Fig. 63.—Cistern, London.

Fig. 64.—Cistern, S. Kensington Museum.

The ribs, with the stock enrichments in new combinations, the date and initials, were attached to a wood panel the size of the cistern front; this was moulded in the sand and the casting made of good substance; stout strips were soldered across the inside as ties. One of the finest known of these is that at South Kensington Museum, of which one half of the front is here [illustrated], the other half repeats exactly, even to the initials on the shield; the date is 1732. This is in every way well designed and beautifully modelled. A part of one in the Guildhall Museum is an early example of the ordinary pattern, dated 1674.

The ribs for the pattern were formed in lead—a plumber disdaining the assistance of wood if he could avoid it—by beating strips of lead into an iron swage block, that was cut as a matrix about four inches long; these strips could be easily bent to the curved lines. Plain panelled cisterns like this were made as late as 1840.

Old lead pumps are now very seldom to be found.

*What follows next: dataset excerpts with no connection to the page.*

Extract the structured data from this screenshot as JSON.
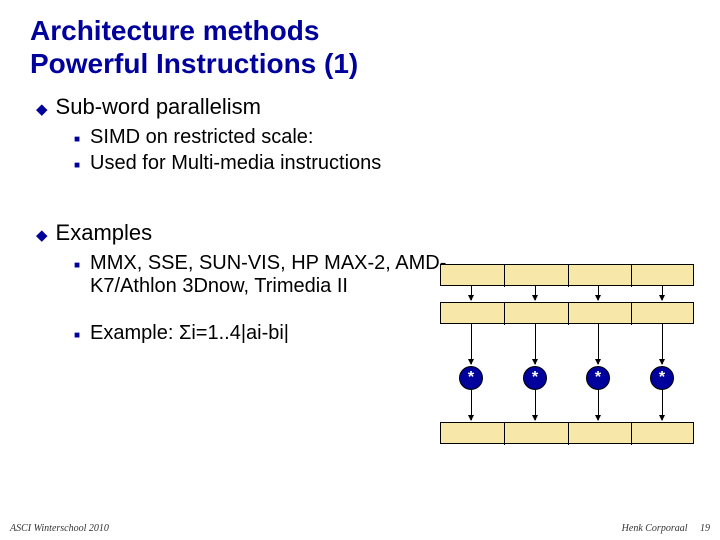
{
  "title_line1": "Architecture methods",
  "title_line2": "Powerful Instructions (1)",
  "bullets": {
    "subword": "Sub-word parallelism",
    "simd": "SIMD on restricted scale:",
    "multimedia": "Used for Multi-media instructions",
    "examples": "Examples",
    "exlist": "MMX, SSE, SUN-VIS, HP MAX-2, AMD-K7/Athlon 3Dnow, Trimedia II",
    "exsum": "Example: Σi=1..4|ai-bi|"
  },
  "diagram": {
    "op_symbol": "*"
  },
  "footer": {
    "left": "ASCI Winterschool 2010",
    "right": "Henk Corporaal",
    "page": "19"
  }
}
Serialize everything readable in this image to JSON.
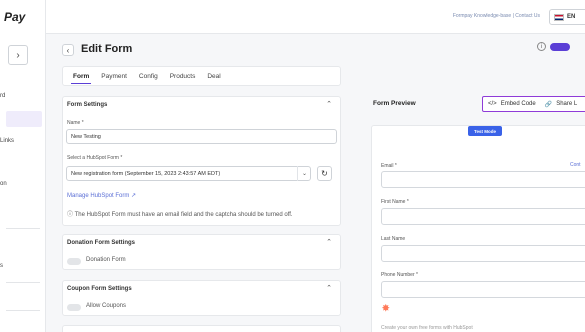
{
  "app": {
    "logo_text": "Pay"
  },
  "sidebar": {
    "items": [
      {
        "label": "rd"
      },
      {
        "label": ""
      },
      {
        "label": "Links"
      },
      {
        "label": "on"
      },
      {
        "label": "s"
      }
    ]
  },
  "topbar": {
    "links": "Formpay Knowledge-base | Contact Us",
    "language": "EN"
  },
  "header": {
    "title": "Edit Form"
  },
  "tabs": [
    {
      "label": "Form"
    },
    {
      "label": "Payment"
    },
    {
      "label": "Config"
    },
    {
      "label": "Products"
    },
    {
      "label": "Deal"
    }
  ],
  "form_settings": {
    "title": "Form Settings",
    "name_label": "Name *",
    "name_value": "New Testing",
    "select_label": "Select a HubSpot Form *",
    "select_value": "New registration form (September 15, 2023 2:43:57 AM EDT)",
    "manage_link": "Manage HubSpot Form",
    "note": "The HubSpot Form must have an email field and the captcha should be turned off."
  },
  "donation_settings": {
    "title": "Donation Form Settings",
    "toggle_label": "Donation Form"
  },
  "coupon_settings": {
    "title": "Coupon Form Settings",
    "toggle_label": "Allow Coupons"
  },
  "preview": {
    "title": "Form Preview",
    "embed_code": "Embed Code",
    "share_link": "Share L",
    "test_mode": "Test Mode",
    "fields": [
      {
        "label": "Email *"
      },
      {
        "label": "First Name *"
      },
      {
        "label": "Last Name"
      },
      {
        "label": "Phone Number *"
      }
    ],
    "side_link": "Cont",
    "footer_text": "Create your own free forms with HubSpot"
  },
  "colors": {
    "accent": "#5b3fd6",
    "embed_border": "#8f3bd8",
    "badge": "#3a62e8"
  }
}
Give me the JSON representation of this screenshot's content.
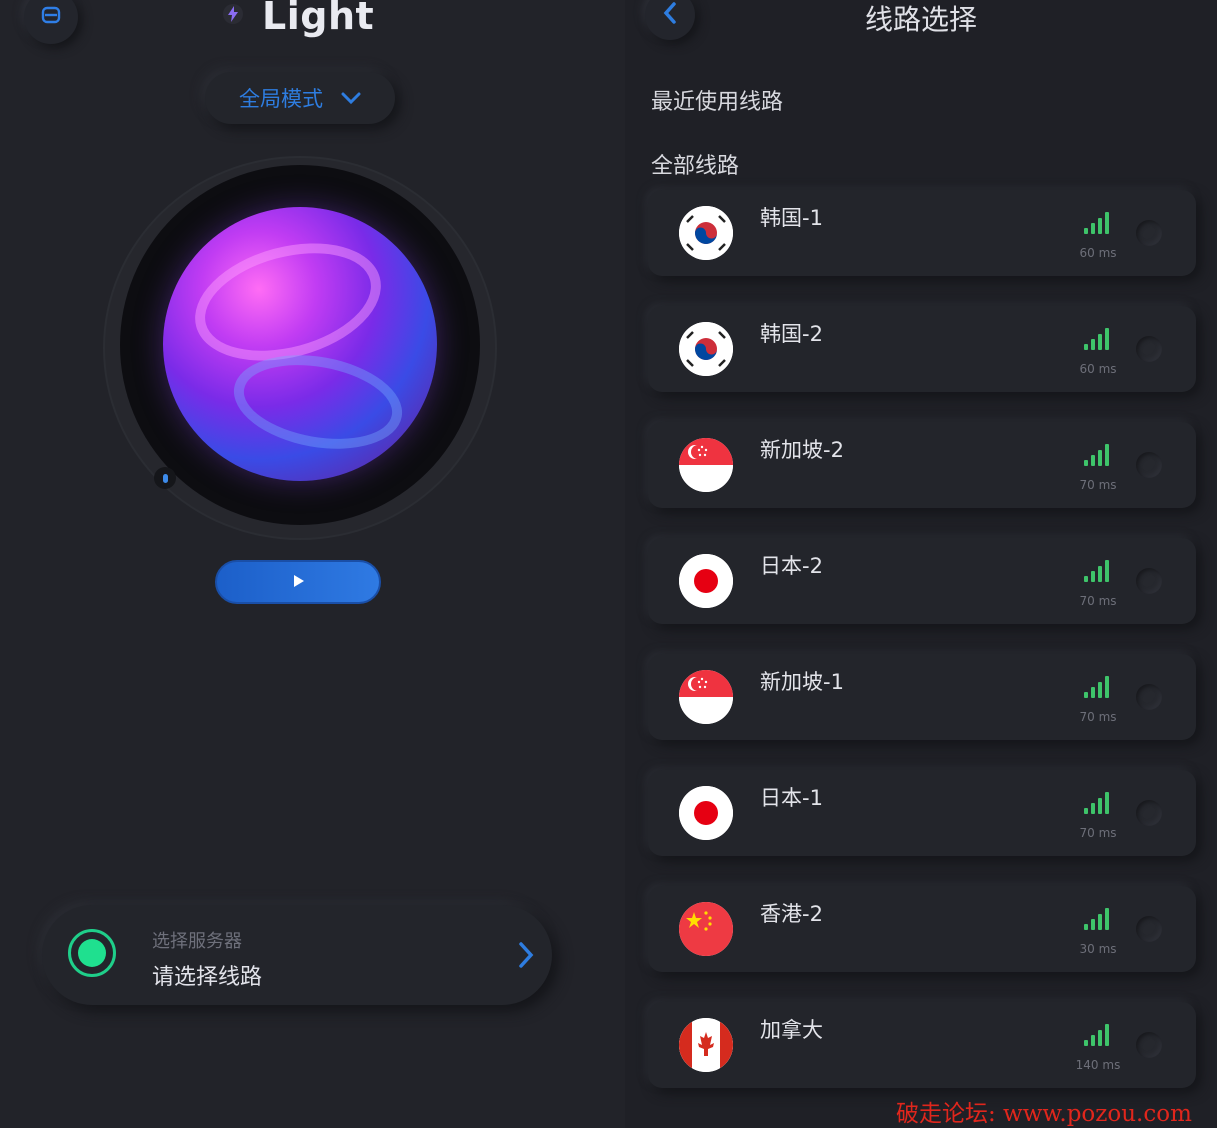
{
  "app": {
    "name": "Light"
  },
  "left": {
    "mode_label": "全局模式",
    "server_card": {
      "label": "选择服务器",
      "value": "请选择线路"
    }
  },
  "right": {
    "title": "线路选择",
    "recent_header": "最近使用线路",
    "all_header": "全部线路",
    "routes": [
      {
        "name": "韩国-1",
        "latency": "60 ms",
        "flag": "korea"
      },
      {
        "name": "韩国-2",
        "latency": "60 ms",
        "flag": "korea"
      },
      {
        "name": "新加坡-2",
        "latency": "70 ms",
        "flag": "singapore"
      },
      {
        "name": "日本-2",
        "latency": "70 ms",
        "flag": "japan"
      },
      {
        "name": "新加坡-1",
        "latency": "70 ms",
        "flag": "singapore"
      },
      {
        "name": "日本-1",
        "latency": "70 ms",
        "flag": "japan"
      },
      {
        "name": "香港-2",
        "latency": "30 ms",
        "flag": "china"
      },
      {
        "name": "加拿大",
        "latency": "140 ms",
        "flag": "canada"
      }
    ]
  },
  "watermark": "破走论坛: www.pozou.com",
  "colors": {
    "accent_blue": "#2e7de0",
    "status_green": "#1fe08f",
    "signal_green": "#3ec46a",
    "watermark_red": "#e0261c"
  }
}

One remains at Wick, Christchurch, which is 6 inches in diameter, and is decorated by a crest—a boar’s head in a wreath—and the initials “G. B.” as well as the signature “J. Jenkins, Plummer, 1797.”


§ XIX. OF GUTTERS.

In England the gutters of important churches were generally formed behind the stone parapet, but at [Lincoln] the whole is formed of lead above a carved stone cornice. It is about two feet high and the outside is decorated with foiled circles closer or farther apart with due disregard for precision. In France gutters were often like this made on the top of the stone cornice; irons turned up carry a continuous rod, over which the lead was dressed, and as the outlets were frequent little fall was required.[31]